Het leven van Jozef 17/28
15 En die mannen namen datzelve geschenk en namen dubbel geld in hun hand, en Benjamin; en zij maakten zich op en togen af naar Egypte en zij stonden voor Jozefs aangezicht.
16 Als Jozef Benjamin met hen zag, zo zeide hij tot dengene die over zijn huis was: Breng deze mannen naar het huis toe, en slacht slachtvee en maak het gereed; want deze mannen zullen dezen middag met mij eten.
17 De man nu deed gelijk Jozef gezegd had; en de man bracht deze mannen ten huize van Jozef.
18 Toen vreesden deze mannen, omdat zij ten huize van Jozef gebracht werden, en zeiden: Ter oorzake van het geld dat in het begin in onze zakken wedergekeerd is, worden wij ingebracht, opdat hij ons overrompele en ons overvalle, en ons tot slaven neme met onze ezels.
19 Daarom naderden zij tot dien man die over Jozefs huis was, en zij spraken tot hem aan de deur van het huis.
20 En zij zeiden: Och, mijn heer, wij waren in het begin gewisselijk afgekomen om spijze te kopen.
21 Het is nu geschied als wij in de herberg gekomen waren en wij onze zakken opendeden, zie, zo was ieders mans geld in den mond van zijn zak, ons geld in zijn gewicht; en wij hebben hetzelve wedergebracht in onze hand.
22 Wij hebben ook ander geld in onze hand afgebracht om spijze te kopen; wij weten niet wie ons geld in onze zakken gelegd heeft.
23 En hij zeide: Vrede zij ulieden, vreest niet.
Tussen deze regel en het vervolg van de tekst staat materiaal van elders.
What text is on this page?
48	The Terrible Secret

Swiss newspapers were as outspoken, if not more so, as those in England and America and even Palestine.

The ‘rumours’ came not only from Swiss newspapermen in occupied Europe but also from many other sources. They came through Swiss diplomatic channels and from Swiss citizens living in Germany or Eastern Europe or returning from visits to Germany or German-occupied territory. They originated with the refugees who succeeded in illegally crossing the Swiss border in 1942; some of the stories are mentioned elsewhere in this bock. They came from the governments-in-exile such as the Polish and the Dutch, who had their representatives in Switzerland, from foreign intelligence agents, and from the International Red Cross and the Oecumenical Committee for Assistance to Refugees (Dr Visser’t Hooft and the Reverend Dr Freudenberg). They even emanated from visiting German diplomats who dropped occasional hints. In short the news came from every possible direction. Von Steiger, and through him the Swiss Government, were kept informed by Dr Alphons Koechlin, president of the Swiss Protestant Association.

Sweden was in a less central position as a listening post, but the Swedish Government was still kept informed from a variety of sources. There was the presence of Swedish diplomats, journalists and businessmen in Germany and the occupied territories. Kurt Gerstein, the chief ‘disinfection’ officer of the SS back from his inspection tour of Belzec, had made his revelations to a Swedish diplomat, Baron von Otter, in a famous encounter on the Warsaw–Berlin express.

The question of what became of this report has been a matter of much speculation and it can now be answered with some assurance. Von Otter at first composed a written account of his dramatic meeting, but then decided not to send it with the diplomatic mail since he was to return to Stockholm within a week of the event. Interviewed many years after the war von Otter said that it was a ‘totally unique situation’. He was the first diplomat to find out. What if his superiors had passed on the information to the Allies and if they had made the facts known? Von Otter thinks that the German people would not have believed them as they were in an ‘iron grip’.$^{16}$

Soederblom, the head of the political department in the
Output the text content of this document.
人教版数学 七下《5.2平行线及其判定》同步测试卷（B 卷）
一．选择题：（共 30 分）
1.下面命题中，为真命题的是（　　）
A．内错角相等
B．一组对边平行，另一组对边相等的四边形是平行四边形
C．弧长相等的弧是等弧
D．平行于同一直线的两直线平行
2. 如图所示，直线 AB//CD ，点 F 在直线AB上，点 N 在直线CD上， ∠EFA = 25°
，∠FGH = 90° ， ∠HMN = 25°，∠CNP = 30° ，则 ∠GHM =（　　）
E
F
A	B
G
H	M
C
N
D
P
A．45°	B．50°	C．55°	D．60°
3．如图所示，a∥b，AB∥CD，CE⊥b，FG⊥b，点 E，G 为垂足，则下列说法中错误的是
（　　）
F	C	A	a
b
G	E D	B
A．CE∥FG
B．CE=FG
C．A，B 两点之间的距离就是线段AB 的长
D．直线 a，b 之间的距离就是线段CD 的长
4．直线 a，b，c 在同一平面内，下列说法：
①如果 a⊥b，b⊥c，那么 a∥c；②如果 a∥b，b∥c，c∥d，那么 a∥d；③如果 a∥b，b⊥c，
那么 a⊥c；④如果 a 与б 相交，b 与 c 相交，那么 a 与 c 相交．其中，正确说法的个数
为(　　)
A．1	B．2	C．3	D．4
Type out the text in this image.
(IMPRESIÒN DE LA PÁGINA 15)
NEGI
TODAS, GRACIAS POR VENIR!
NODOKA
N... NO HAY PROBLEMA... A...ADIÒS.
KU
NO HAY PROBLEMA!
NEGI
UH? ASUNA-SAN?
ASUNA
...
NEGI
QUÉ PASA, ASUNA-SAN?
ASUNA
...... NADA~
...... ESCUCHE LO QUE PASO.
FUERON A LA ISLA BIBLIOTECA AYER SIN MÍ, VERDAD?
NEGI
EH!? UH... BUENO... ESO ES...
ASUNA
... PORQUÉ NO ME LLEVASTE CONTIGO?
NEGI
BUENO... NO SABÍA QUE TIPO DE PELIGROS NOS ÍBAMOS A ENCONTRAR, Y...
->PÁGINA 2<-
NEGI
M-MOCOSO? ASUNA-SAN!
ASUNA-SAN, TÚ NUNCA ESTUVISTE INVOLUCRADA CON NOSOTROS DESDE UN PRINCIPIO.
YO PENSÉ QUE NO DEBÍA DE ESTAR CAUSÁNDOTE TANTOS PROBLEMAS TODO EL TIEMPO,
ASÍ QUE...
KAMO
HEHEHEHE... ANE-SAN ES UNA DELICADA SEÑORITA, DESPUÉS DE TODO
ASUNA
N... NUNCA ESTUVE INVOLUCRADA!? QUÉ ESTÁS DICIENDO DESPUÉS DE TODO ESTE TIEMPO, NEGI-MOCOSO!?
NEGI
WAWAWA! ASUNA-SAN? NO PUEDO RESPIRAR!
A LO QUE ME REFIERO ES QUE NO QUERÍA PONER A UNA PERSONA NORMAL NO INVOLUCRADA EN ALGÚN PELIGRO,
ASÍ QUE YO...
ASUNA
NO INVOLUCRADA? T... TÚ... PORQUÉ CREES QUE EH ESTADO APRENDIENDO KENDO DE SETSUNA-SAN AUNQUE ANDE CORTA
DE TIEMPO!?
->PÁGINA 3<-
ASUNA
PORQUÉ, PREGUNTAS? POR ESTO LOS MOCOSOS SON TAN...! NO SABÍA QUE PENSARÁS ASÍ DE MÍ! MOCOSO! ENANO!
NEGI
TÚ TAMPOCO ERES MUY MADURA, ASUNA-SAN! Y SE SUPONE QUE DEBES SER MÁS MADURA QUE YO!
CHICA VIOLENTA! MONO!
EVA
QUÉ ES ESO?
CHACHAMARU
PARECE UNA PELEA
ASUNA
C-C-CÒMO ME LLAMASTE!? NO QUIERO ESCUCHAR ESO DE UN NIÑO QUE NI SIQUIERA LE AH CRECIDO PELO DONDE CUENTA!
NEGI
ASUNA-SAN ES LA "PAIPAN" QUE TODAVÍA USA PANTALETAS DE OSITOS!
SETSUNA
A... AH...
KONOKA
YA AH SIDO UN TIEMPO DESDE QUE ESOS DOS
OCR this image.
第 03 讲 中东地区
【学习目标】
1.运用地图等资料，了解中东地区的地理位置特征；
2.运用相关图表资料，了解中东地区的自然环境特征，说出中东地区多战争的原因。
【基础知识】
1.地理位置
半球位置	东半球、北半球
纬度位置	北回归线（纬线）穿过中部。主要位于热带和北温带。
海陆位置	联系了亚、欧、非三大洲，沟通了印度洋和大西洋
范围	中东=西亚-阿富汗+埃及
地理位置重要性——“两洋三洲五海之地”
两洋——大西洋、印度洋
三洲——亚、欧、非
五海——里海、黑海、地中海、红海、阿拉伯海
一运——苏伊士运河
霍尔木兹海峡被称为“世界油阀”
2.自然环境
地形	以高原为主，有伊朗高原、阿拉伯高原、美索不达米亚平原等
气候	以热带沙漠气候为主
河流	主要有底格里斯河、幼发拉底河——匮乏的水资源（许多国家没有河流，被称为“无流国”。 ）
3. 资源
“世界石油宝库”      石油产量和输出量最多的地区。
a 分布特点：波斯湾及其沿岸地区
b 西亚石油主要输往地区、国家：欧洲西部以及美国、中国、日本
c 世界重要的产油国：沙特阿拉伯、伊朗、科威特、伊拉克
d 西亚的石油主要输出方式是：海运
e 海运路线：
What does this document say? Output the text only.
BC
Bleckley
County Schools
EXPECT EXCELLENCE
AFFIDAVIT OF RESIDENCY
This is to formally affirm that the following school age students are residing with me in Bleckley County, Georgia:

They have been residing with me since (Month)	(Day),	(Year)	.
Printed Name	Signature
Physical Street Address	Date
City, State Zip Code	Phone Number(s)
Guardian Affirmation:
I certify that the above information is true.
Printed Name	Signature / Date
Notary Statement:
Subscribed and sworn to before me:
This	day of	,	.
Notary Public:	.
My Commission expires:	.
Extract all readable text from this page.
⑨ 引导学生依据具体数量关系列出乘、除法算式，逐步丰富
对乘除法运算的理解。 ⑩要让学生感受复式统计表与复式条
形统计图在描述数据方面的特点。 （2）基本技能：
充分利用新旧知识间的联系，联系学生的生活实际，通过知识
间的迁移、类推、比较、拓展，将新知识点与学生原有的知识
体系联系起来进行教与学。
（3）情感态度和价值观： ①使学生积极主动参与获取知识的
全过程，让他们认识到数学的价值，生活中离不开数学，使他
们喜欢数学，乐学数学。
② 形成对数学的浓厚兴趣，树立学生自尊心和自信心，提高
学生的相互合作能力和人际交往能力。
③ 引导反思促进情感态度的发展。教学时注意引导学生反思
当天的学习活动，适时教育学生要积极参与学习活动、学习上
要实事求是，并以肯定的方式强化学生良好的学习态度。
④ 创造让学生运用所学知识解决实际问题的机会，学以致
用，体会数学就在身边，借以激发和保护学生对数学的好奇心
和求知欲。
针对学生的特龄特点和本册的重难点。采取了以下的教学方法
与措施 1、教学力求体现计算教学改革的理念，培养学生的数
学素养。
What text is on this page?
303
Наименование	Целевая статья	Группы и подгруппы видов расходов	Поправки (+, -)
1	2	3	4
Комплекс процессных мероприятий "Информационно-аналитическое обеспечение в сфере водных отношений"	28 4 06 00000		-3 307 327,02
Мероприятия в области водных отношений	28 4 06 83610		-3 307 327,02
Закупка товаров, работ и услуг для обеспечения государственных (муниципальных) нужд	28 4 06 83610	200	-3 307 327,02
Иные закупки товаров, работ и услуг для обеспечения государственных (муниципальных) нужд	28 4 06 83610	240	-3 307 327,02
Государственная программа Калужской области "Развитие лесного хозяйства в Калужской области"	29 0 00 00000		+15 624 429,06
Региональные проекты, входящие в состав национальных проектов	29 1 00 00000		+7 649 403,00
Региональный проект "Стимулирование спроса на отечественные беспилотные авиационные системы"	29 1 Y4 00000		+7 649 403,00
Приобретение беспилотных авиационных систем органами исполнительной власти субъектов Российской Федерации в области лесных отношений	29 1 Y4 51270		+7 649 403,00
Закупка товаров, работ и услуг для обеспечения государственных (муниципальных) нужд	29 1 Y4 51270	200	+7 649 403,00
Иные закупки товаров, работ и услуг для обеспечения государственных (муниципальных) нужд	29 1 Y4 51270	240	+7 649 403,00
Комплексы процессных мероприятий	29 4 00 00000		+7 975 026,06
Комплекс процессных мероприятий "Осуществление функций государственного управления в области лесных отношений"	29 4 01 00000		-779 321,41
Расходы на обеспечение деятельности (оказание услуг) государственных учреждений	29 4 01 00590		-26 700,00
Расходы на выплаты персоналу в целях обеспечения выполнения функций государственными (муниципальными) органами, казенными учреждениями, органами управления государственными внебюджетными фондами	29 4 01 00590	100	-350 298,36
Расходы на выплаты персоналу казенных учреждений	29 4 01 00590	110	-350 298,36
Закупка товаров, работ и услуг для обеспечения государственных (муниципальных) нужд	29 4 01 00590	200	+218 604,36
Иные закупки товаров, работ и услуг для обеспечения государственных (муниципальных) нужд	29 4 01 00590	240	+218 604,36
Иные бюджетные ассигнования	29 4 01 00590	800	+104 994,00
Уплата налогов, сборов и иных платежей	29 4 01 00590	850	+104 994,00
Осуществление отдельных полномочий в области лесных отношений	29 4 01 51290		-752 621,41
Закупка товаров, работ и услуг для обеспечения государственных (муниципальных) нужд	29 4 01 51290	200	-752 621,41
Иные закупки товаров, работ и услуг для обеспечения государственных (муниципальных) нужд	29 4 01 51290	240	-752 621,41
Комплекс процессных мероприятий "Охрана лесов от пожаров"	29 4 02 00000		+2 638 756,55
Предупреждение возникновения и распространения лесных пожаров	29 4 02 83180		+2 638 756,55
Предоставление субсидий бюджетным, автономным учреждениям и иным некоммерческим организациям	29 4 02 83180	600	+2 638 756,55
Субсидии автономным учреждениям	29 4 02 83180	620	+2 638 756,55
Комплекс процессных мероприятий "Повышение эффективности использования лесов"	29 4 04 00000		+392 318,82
Uw God en uws vaders God heeft u een schat in uw zakken gegeven; uw geld is tot mij gekomen. En hij bracht Simeon tot hen uit.
24 Daarna bracht de man deze mannen in Jozefs huis, en hij gaf water en zij wiesen hun voeten; hij gaf ook hun ezels voeder.
25 En zij bereidden het geschenk totdat Jozef kwam op den middag; want zij hadden gehoord, dat zij aldaar brood eten zouden.
26 Als nu Jozef te huis gekomen was, zo brachten zij hem het geschenk hetwelk in hun hand was, in het huis; en zij bogen zich voor hem ter aarde.
27 En hij vraagde hun naar hun welstand en zeide: Is het wel met uw vader, den oude, waarvan gij zeidet? Leeft hij nog?
28 En zij zeiden: Het is wel met uw knecht, onzen vader, hij leeft nog; en zij neigden het hoofd en bogen zich neder.
29 En hij hief zijn ogen op en zag Benjamin, zijn broeder, den zoon zijner moeder, en zeide: Is dit uw kleinste broeder, waarvan gij tot mij zeidet? Daarna zeide hij: Mijn zoon, God zij u genadig.
30 En Jozef haastte zich; want zijn ingewand ontstak jegens zijn broeder en hij zocht te wenen; en hij ging in een kamer en weende aldaar.
31 Daarna wies hij zijn aangezicht en kwam uit; en hij bedwong zichzelven en zeide: Zet brood op.
32 En zij richtten voor hem aan in het bijzonder en voor hen in het bijzonder, en voor de Egyptenaars die met hem aten, in het bijzonder; want de Egyptenaars mogen geen brood eten met de Hebreeën, dewijl zulks den Egyptenaars een gruwel is.
33 En zij zaten voor zijn aangezicht, de eerstgeborene naar zijn eerstgeboorte en de jongere naar zijn jonkheid; dies verwonderden zich de mannen onder elkander.
34 En hij langde hun van de gerechten die vóór hem waren; maar Benjamins gerecht was vijfmaal groter dan de gerechten van hen allen. En zij dronken en zij werden dronken met hem.